Uma moradora chegou a se acorrentar à uma pilastra de sua casa para impedir a demolição. Guardas municipais bloquearam o acesso à senhora que ficou horas sem poder receber água ou comida de seus familiares. Até mesmo a defensora pública Marília Farias foi impedida de conversar com a moradora para lhe dar alguma orientação ou entrar nas moradias que estavam sendo derrubadas.
— Não estão me deixando entrar para acompanhar a remoção dessas famílias. Eu estou anotando várias irregularidades, mas disseram que eu só posso entrar nas casas com ordem judicial. Eles fizeram uma barreira humana na minha frente para não me deixar passar, sendo que eu não preciso de ordem judicial nem para falar com um juiz — disse a defensora.
Depois de ser ameaçada pelos guardas municipais, a moradora decidiu largar as correntes e abandonar o local. Momentos depois, muito abatida, a senhora voltou a casa para recolher alguns de seus pertences. Outra moradora, Maria de Fátima, de 58 anos, também foi ameaçada pelos cães de guarda da prefeitura, mas por sorte, as dragas não tiveram tempo de chegar até sua casa.

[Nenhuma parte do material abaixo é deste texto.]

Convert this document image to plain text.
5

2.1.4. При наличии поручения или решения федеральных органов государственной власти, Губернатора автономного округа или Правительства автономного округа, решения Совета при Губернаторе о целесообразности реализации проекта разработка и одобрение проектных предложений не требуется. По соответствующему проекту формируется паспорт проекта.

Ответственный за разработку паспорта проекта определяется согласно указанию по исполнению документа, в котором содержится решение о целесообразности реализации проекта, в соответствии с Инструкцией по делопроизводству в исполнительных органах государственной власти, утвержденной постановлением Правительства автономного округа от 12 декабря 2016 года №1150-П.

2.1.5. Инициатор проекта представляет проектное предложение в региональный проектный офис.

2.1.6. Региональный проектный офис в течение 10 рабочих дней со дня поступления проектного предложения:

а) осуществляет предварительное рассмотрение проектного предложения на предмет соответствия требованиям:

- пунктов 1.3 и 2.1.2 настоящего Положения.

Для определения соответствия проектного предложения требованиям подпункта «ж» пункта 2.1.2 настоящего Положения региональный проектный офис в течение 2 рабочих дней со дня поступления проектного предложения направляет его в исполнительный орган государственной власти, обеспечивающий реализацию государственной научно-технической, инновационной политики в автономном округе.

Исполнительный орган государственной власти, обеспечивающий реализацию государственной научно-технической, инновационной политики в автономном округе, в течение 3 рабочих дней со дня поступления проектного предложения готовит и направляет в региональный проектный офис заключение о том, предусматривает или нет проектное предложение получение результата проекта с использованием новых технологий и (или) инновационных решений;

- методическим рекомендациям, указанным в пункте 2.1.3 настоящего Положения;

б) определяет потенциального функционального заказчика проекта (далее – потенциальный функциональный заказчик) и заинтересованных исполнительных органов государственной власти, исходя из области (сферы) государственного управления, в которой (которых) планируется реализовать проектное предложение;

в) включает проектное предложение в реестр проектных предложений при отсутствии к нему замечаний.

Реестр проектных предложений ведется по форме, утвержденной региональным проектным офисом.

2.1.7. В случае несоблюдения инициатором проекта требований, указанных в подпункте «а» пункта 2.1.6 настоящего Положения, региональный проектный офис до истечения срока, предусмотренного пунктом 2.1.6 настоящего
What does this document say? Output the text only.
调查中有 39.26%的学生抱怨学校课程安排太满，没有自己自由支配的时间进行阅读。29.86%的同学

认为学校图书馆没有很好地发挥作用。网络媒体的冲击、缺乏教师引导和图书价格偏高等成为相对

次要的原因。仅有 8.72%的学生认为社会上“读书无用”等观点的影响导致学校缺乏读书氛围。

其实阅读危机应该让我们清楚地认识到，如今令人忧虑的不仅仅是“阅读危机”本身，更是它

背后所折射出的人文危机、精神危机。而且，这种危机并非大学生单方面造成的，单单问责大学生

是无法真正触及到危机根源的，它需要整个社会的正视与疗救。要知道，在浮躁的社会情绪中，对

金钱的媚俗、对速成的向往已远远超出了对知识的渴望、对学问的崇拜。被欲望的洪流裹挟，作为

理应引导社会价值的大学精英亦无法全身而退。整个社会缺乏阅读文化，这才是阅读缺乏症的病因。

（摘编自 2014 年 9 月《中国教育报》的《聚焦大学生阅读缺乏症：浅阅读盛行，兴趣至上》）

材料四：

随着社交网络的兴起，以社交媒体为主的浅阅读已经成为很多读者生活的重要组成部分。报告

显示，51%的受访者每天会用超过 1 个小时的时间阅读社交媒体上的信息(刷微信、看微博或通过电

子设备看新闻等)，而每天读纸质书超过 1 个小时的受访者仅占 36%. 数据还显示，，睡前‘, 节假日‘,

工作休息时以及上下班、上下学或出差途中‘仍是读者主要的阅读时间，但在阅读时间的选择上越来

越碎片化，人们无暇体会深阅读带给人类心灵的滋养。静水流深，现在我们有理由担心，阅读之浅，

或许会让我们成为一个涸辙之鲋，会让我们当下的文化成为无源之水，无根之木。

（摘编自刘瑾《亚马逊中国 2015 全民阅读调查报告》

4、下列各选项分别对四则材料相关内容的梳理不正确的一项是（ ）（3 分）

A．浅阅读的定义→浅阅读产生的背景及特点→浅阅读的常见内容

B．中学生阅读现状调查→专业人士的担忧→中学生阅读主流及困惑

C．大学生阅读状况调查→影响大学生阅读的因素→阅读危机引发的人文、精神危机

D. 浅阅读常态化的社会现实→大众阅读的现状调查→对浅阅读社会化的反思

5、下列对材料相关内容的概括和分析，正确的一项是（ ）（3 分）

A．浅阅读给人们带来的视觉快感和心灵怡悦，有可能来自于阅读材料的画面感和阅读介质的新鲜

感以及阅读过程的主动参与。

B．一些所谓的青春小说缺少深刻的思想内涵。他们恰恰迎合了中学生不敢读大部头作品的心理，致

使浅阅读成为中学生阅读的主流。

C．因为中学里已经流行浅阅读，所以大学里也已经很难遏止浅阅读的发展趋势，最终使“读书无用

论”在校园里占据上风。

— Eles foram à minha casa e disseram que iam demolir, sendo que eu não recebi nada, não me avisaram nada. Eu disse que só iam demolir comigo dentro. Essas casas que eles querem nos dar em Campo Grande não prestam, não servem de moradia nem para bicho. Aquilo ali é um galinheiro, não serve para nós. Aqui na Restinga, somos todos trabalhadores, ninguém é vagabundo para ser tratado dessa maneira. Eles não podem fazer o que estão fazendo ali na casa da Andréia, porque ela é uma mulher muito trabalhadora, uma pessoa honesta, ela e o senhor Altair. Não é assim que as coisas têm que ser feitas. Chegam de manhã arrombando porta, com trator, dizendo que vão demolir. Um absurdo — diz a trabalhadora.